Abstract

The potent liver carcinogen aflatoxin B1 (AFB1) is metabolized by cytochrome P450 to the mutagenic epoxide. We have observed that activated AFB1 also strongly induced mitotic recombination in the yeast Saccharomyces cerevisiae. To compare the recombinogenicity of AFB1 to its mutagenicity, three metabolically competent S. cerevisiae strains have been constructed. The frequencies of induced recombinants resulting from gene conversion or chromosomal translocations were determined by different prototrophic selections using two strains, whereas the inducibility of forward mutations was determined by the frequency of drug resistance in the third strain. Human cytochrome P4501A1- (CYP1A) and NADPH-cytochrome P450-oxidoreductase cDNAs were expressed in the strains to ensure intracellular metabolism to the epoxide. Exposure of the strains to AFB1 resulted in a 139- and 24-fold increase in the translocation and gene conversion frequencies, respectively, whereas the mutation frequency was increased only 3-fold.
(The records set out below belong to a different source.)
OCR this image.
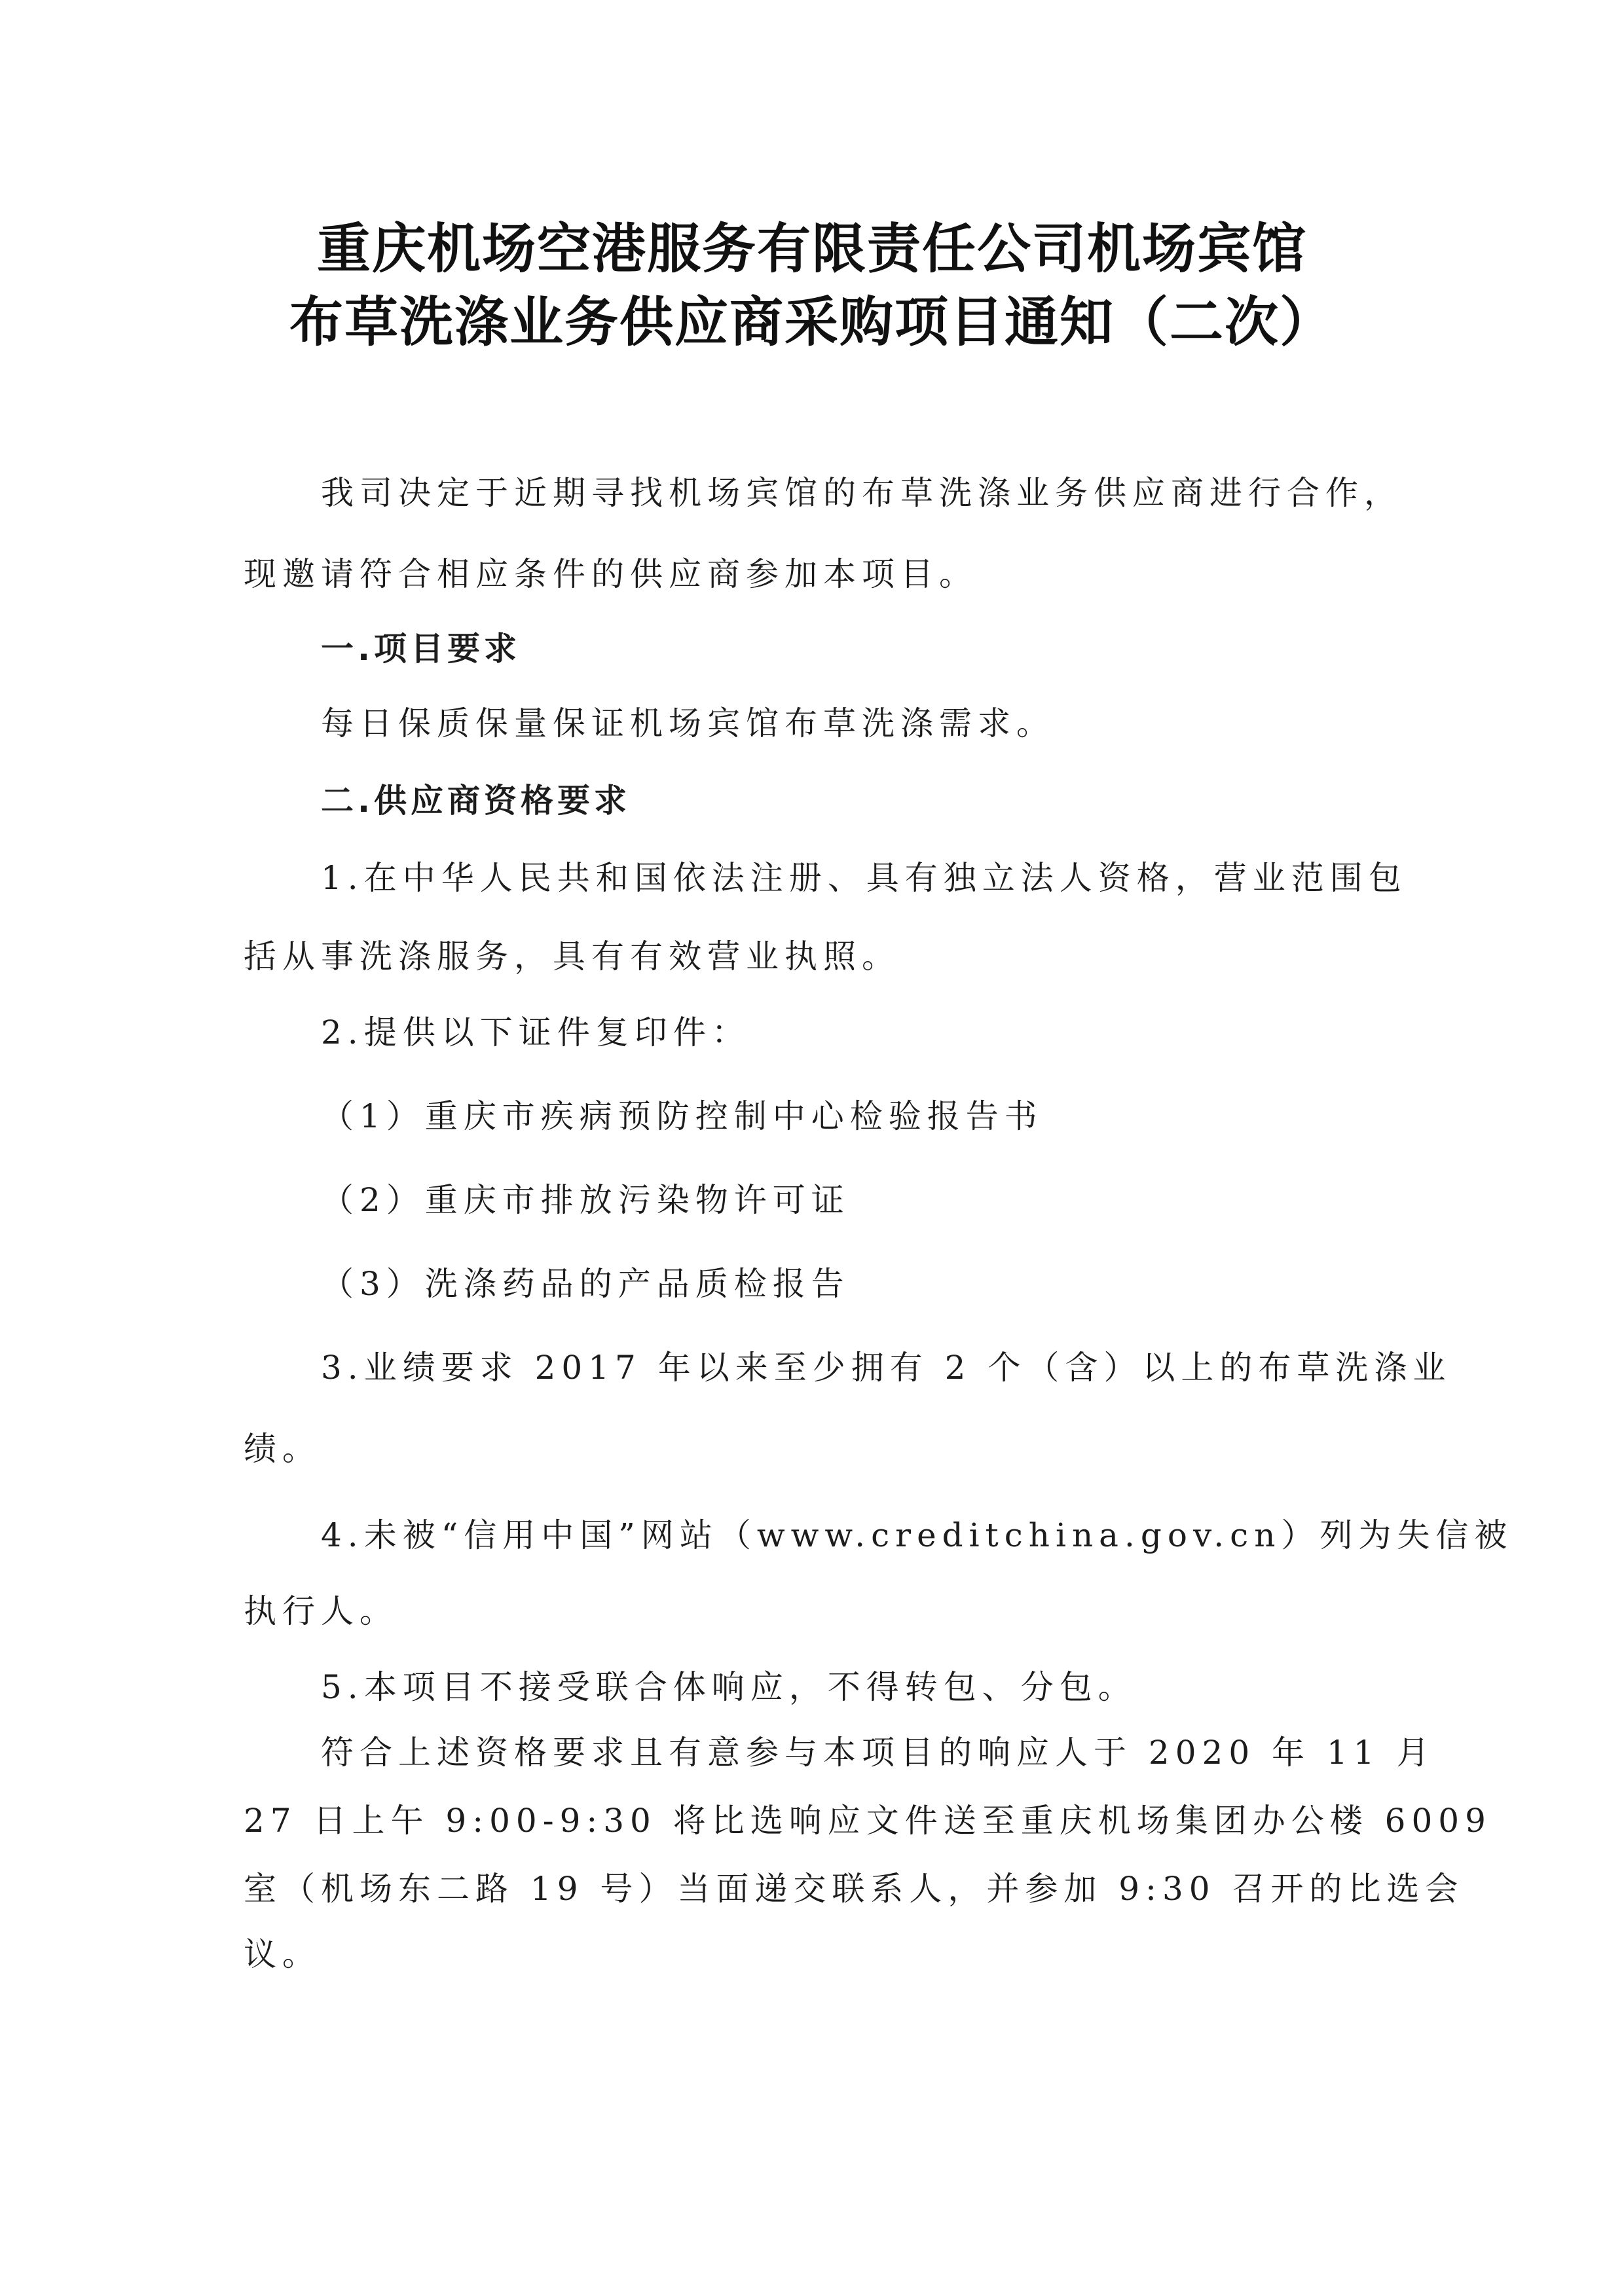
重庆机场空港服务有限责任公司机场宾馆
布草洗涤业务供应商采购项目通知（二次）
我司决定于近期寻找机场宾馆的布草洗涤业务供应商进行合作，
现邀请符合相应条件的供应商参加本项目。
一.项目要求
每日保质保量保证机场宾馆布草洗涤需求。
二.供应商资格要求
1.在中华人民共和国依法注册、具有独立法人资格，营业范围包
括从事洗涤服务，具有有效营业执照。
2.提供以下证件复印件：
（1）重庆市疾病预防控制中心检验报告书
（2）重庆市排放污染物许可证
（3）洗涤药品的产品质检报告
3.业绩要求 2017 年以来至少拥有 2 个（含）以上的布草洗涤业
绩。
4.未被“信用中国”网站（www.creditchina.gov.cn）列为失信被
执行人。
5.本项目不接受联合体响应，不得转包、分包。
符合上述资格要求且有意参与本项目的响应人于 2020 年 11 月
27 日上午 9:00-9:30 将比选响应文件送至重庆机场集团办公楼 6009
室（机场东二路 19 号）当面递交联系人，并参加 9:30 召开的比选会
议。
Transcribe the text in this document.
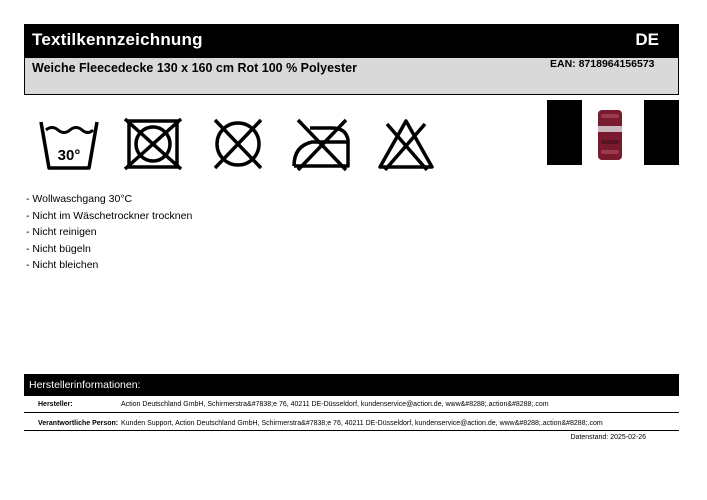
Textilkennzeichnung	DE
Weiche Fleecedecke 130 x 160 cm Rot 100 % Polyester	EAN: 8718964156573
30°
- Wollwaschgang 30°C
- Nicht im Wäschetrockner trocknen
- Nicht reinigen
- Nicht bügeln
- Nicht bleichen
Herstellerinformationen:
Hersteller:	Action Deutschland GmbH, Schirmerstra&#7838;e 76, 40211 DE-Düsseldorf, kundenservice@action.de, www&#8288;.action&#8288;.com
Verantwortliche Person: Kunden Support, Action Deutschland GmbH, Schirmerstra&#7838;e 76, 40211 DE-Düsseldorf, kundenservice@action.de, www&#8288;.action&#8288;.com
Datenstand: 2025-02-26
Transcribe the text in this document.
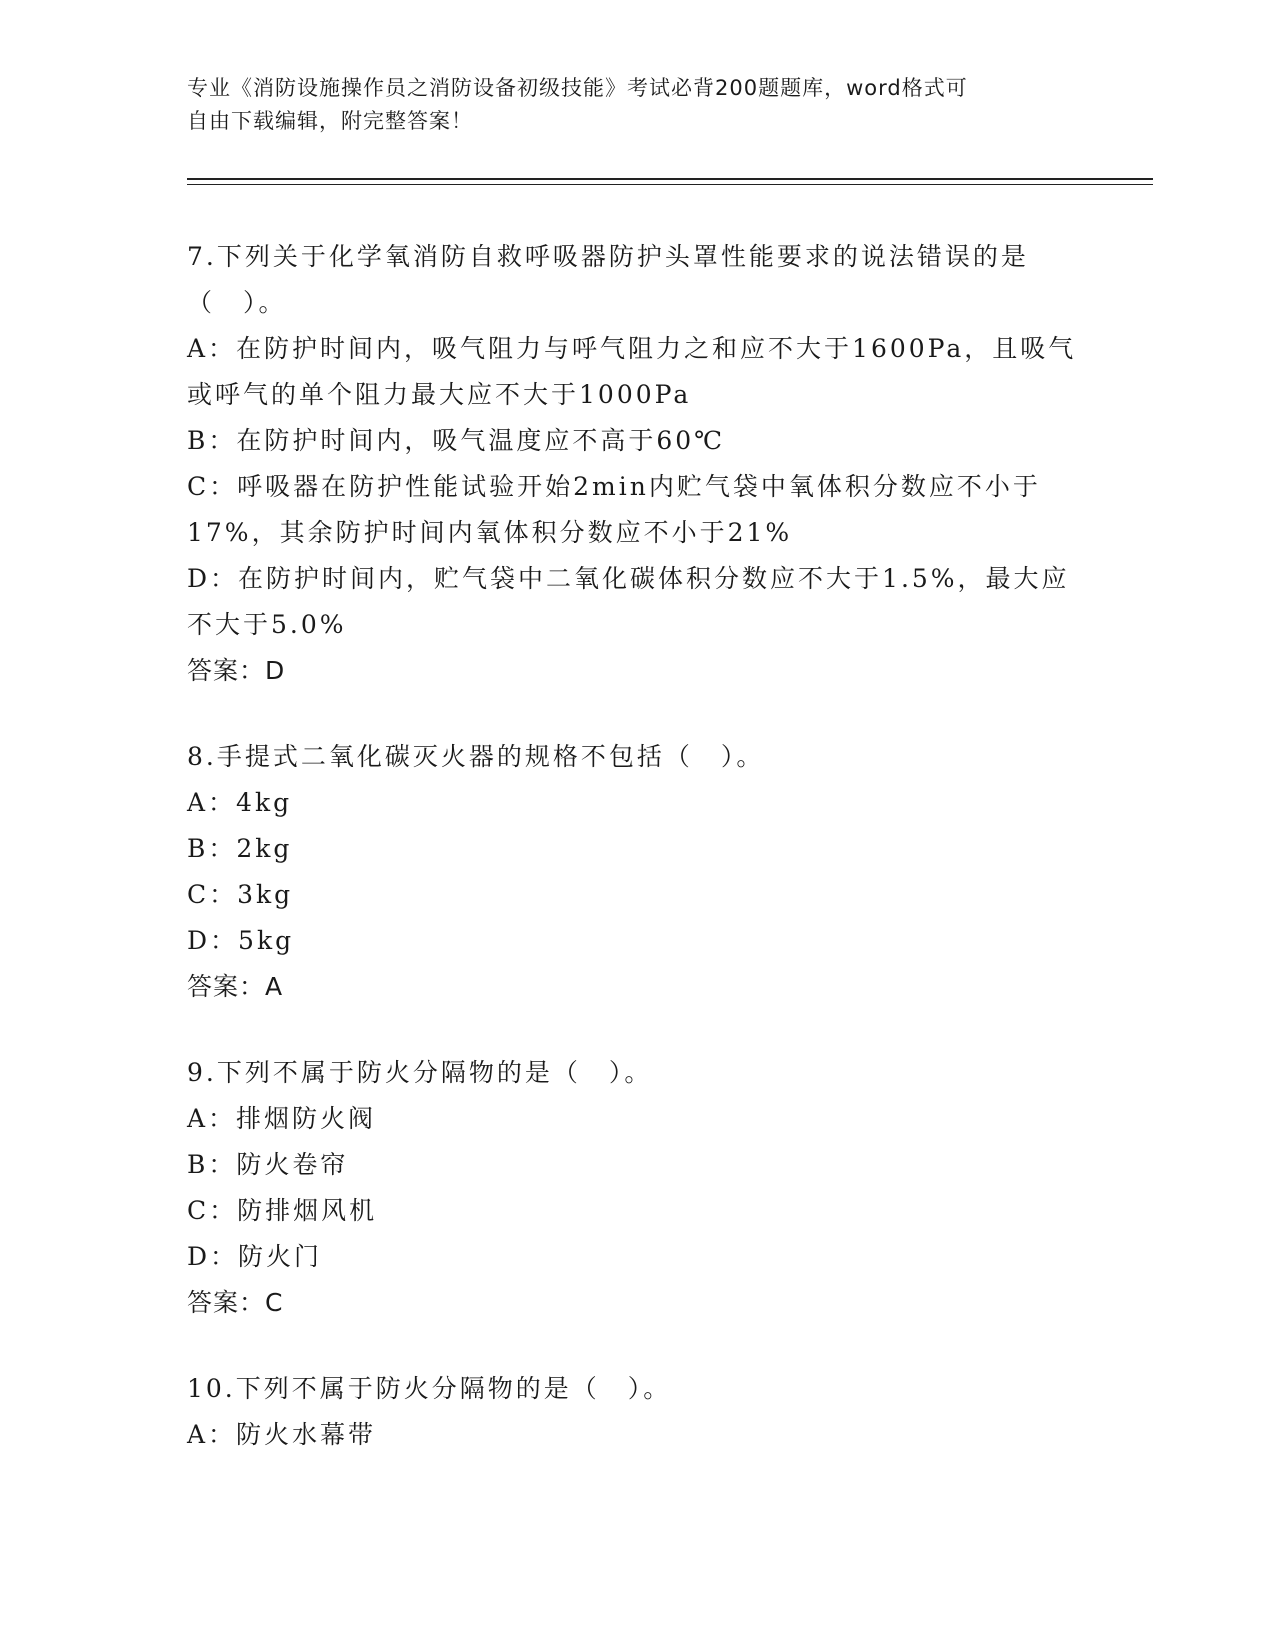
专业《消防设施操作员之消防设备初级技能》考试必背200题题库，word格式可
自由下载编辑，附完整答案！
7.下列关于化学氧消防自救呼吸器防护头罩性能要求的说法错误的是
（　）。
A：在防护时间内，吸气阻力与呼气阻力之和应不大于1600Pa，且吸气
或呼气的单个阻力最大应不大于1000Pa
B：在防护时间内，吸气温度应不高于60℃
C：呼吸器在防护性能试验开始2min内贮气袋中氧体积分数应不小于
17%，其余防护时间内氧体积分数应不小于21%
D：在防护时间内，贮气袋中二氧化碳体积分数应不大于1.5%，最大应
不大于5.0%
答案：D
8.手提式二氧化碳灭火器的规格不包括（　）。
A：4kg
B：2kg
C：3kg
D：5kg
答案：A
9.下列不属于防火分隔物的是（　）。
A：排烟防火阀
B：防火卷帘
C：防排烟风机
D：防火门
答案：C
10.下列不属于防火分隔物的是（　）。
A：防火水幕带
In contrast, benzo[a]pyrene-7,8-dihydrodiol and ethyl methanesulfonate induced mutation and mitotic recombination to similar degrees. We conclude that AFB1 exerted a strong recombinogenic, but only a weak mutagenic, effect. The recombinogenicity of AFB1 in yeast may indicate a mechanism for the high proportion of loss of heterozygosity that has been detected in AFB1-related human liver cancers.